We are planning on using `numpy` `math` models from Python, and use `pandas` to store information.

We are planning to include one python file to include the codes for computing the derivative, and have another file with all the testing files. Both `TravisCI` and `CodeCov` will be used for testing suit monitoring, and the package will be uploaded to `PyPI` by following the instructions given in class. 


### Implementation


The Python libraries mentioned above will help us to modify the general math operation when taking the derivatives. 

**Forward mode**

For the basic functionality, we will develop a function called `trace`, which will intake a user defined function and return the derivatives of the function. Note: our default is to use **forward** mode. 

Here, we showed a demo with $\mathbb{R}$ -> $\mathbb{R}$


In [None]:
# R -> R implementation
# import module
import Undefined as nd

# user defined function
f = lambda x: x - np.exp(-2.0 * np.sin(4.0 * x) * np.sin(4.0 * x))

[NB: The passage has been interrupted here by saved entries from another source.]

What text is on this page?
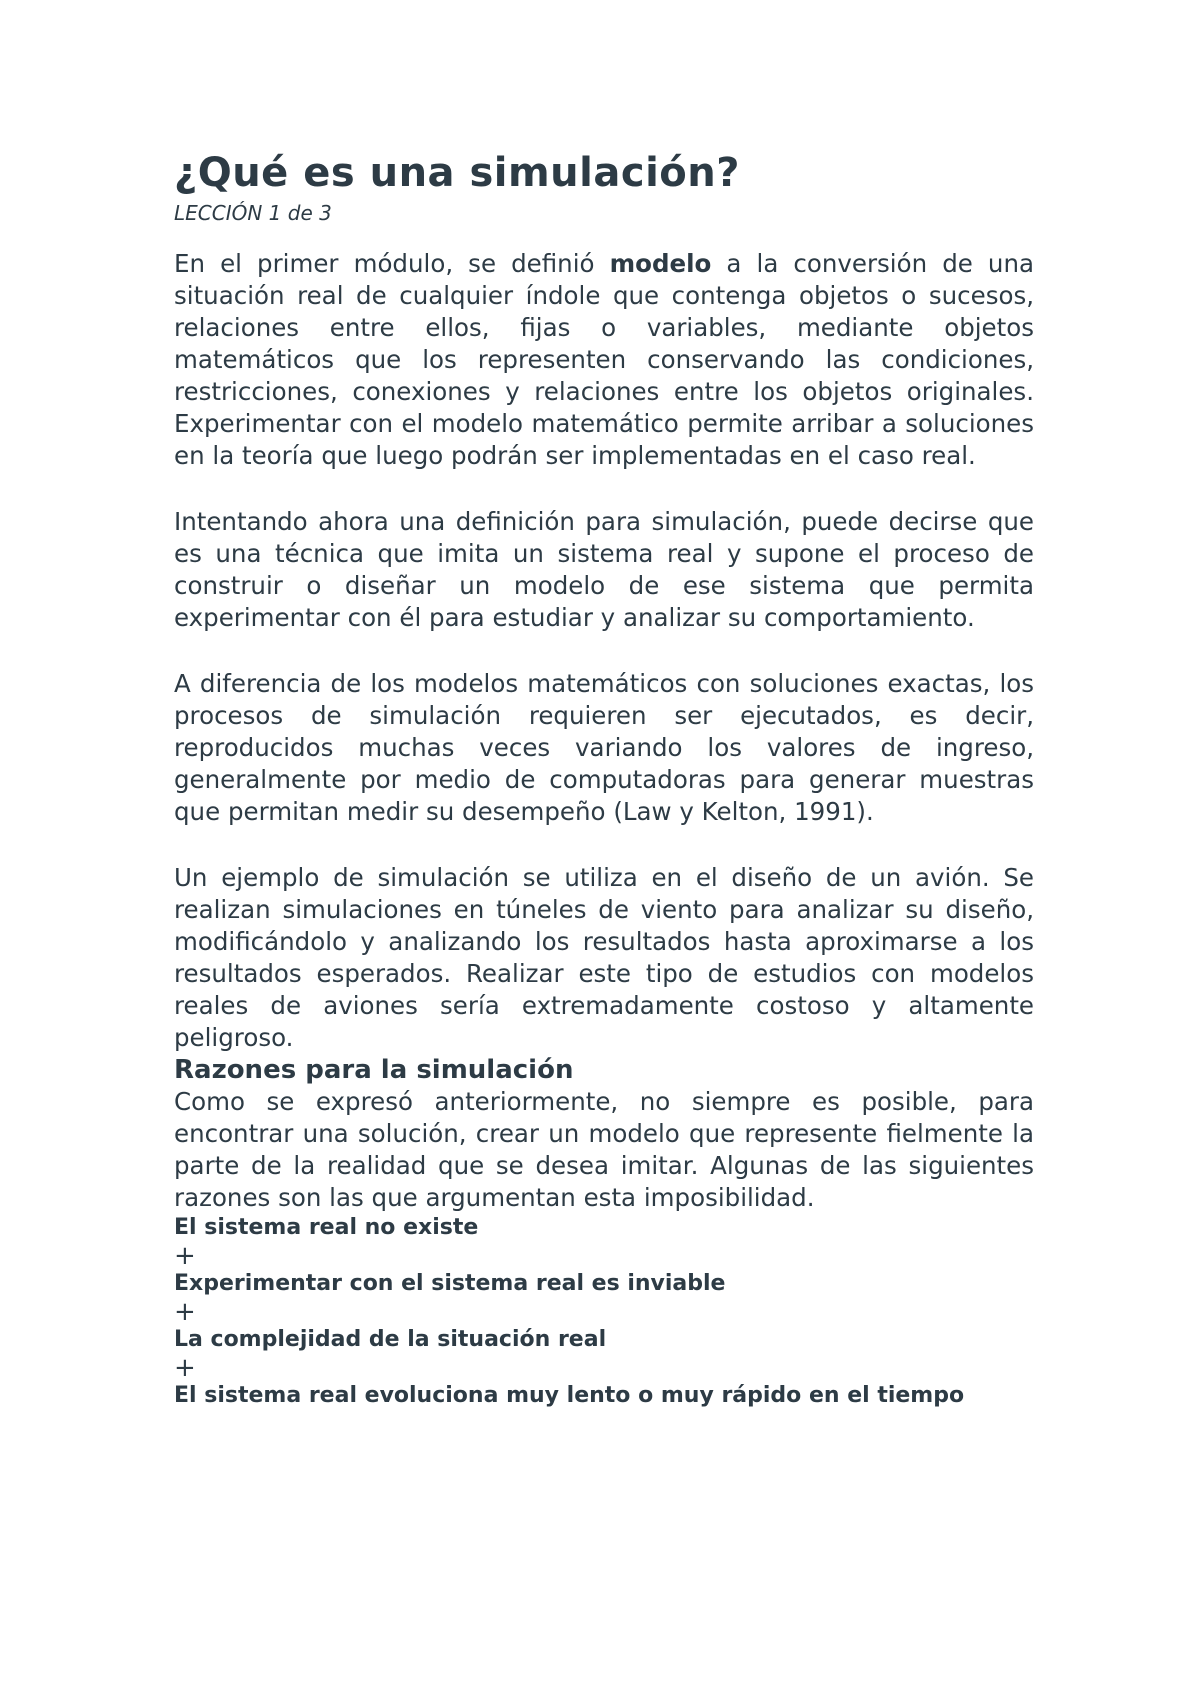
¿Qué es una simulación?

LECCIÓN 1 de 3

En el primer módulo, se definió modelo a la conversión de una situación real de cualquier índole que contenga objetos o sucesos, relaciones entre ellos, fijas o variables, mediante objetos matemáticos que los representen conservando las condiciones, restricciones, conexiones y relaciones entre los objetos originales. Experimentar con el modelo matemático permite arribar a soluciones en la teoría que luego podrán ser implementadas en el caso real.

Intentando ahora una definición para simulación, puede decirse que es una técnica que imita un sistema real y supone el proceso de construir o diseñar un modelo de ese sistema que permita experimentar con él para estudiar y analizar su comportamiento.

A diferencia de los modelos matemáticos con soluciones exactas, los procesos de simulación requieren ser ejecutados, es decir, reproducidos muchas veces variando los valores de ingreso, generalmente por medio de computadoras para generar muestras que permitan medir su desempeño (Law y Kelton, 1991).

Un ejemplo de simulación se utiliza en el diseño de un avión. Se realizan simulaciones en túneles de viento para analizar su diseño, modificándolo y analizando los resultados hasta aproximarse a los resultados esperados. Realizar este tipo de estudios con modelos reales de aviones sería extremadamente costoso y altamente peligroso.

Razones para la simulación

Como se expresó anteriormente, no siempre es posible, para encontrar una solución, crear un modelo que represente fielmente la parte de la realidad que se desea imitar. Algunas de las siguientes razones son las que argumentan esta imposibilidad.

El sistema real no existe
+
Experimentar con el sistema real es inviable
+
La complejidad de la situación real
+
El sistema real evoluciona muy lento o muy rápido en el tiempo
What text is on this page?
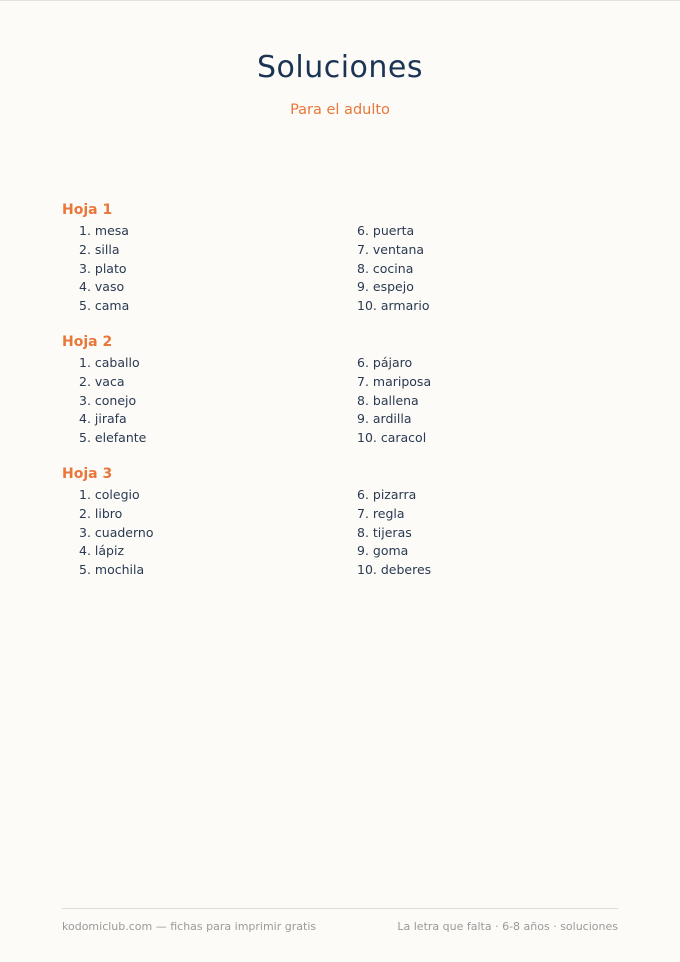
Soluciones
Para el adulto
Hoja 1
1. mesa
2. silla
3. plato
4. vaso
5. cama
6. puerta
7. ventana
8. cocina
9. espejo
10. armario
Hoja 2
1. caballo
2. vaca
3. conejo
4. jirafa
5. elefante
6. pájaro
7. mariposa
8. ballena
9. ardilla
10. caracol
Hoja 3
1. colegio
2. libro
3. cuaderno
4. lápiz
5. mochila
6. pizarra
7. regla
8. tijeras
9. goma
10. deberes
kodomiclub.com — fichas para imprimir gratis	La letra que falta · 6-8 años · soluciones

# call the trace function in undefined, and provide input x = 2
nd.trace(f, x = 2)

# the function will return the 1st derivative when x=2.
>>> taking derivative...
>>> 0.674811

The `trace` function can also handle multiple dimensional calculation. Assume we need to calculate $\mathbb{R}^m$ -> $\mathbb{R}$, we will input the values for ${x}_1$ and ${x}_2$. 


In [None]:
# user defined function
f = x*y + np.exp(x*y)

# call the trace function in undefined, and provide input x1 = 1 and x2 = 2
nd.trace(f, [1, 2])

# the function will return the 1st derivative when x1 = 1 and x2 = 2.
>>> taking derivative...
>>> [16.7781, 8.3891]

Our function will handle other multiple dimensional calculations, including $\mathbb{R}$ -> $\mathbb{R}^n$, $\mathbb{R}^m$ -> $\mathbb{R}^n$. The difference will be the number of input values. 

**Reverse mode**

The `trace` function will also be able to calculate derivatives in reverse mode by specifying the `mode` parameters. Take the example below as a demo


In [None]:

# user defined function
f = lambda x: x - np.exp(-2.0 * np.sin(4.0 * x) * np.sin(4.0 * x))

# call the trace function in undefined, and provide input x = 2
nd.trace(f, x = 2, mode = 'reverse')

# the function will return the 1st derivative when x=2.
>>> taking derivative...
>>> 0.674811

The results should be the same as in the forward method calculation

We are planning on overload the operators, including `__add__` `__sub__` `__mul__`, and  `__truediv__`

For the trigonometric (`sin`, `cos`, `tan`), exponential (`exp`) and logarithmic (`log`) functions, we are planning to overload them as it will be different when calculate with dual numbers.  


Lastly, users can also use a provided function (`undefined_plot`) to visualize the original function and derivatives results. 

#### Details on implementation

### Licensing

We will use the `MIT` license for open source software development so that other people who are interested in our software will have access to contribute. 

- Instinction for our choice: We want it to be simple and permissive.
- Under the `MIT` license, anyone can contribute to this project by adding functionality, debug, or customerize it to meet their needs.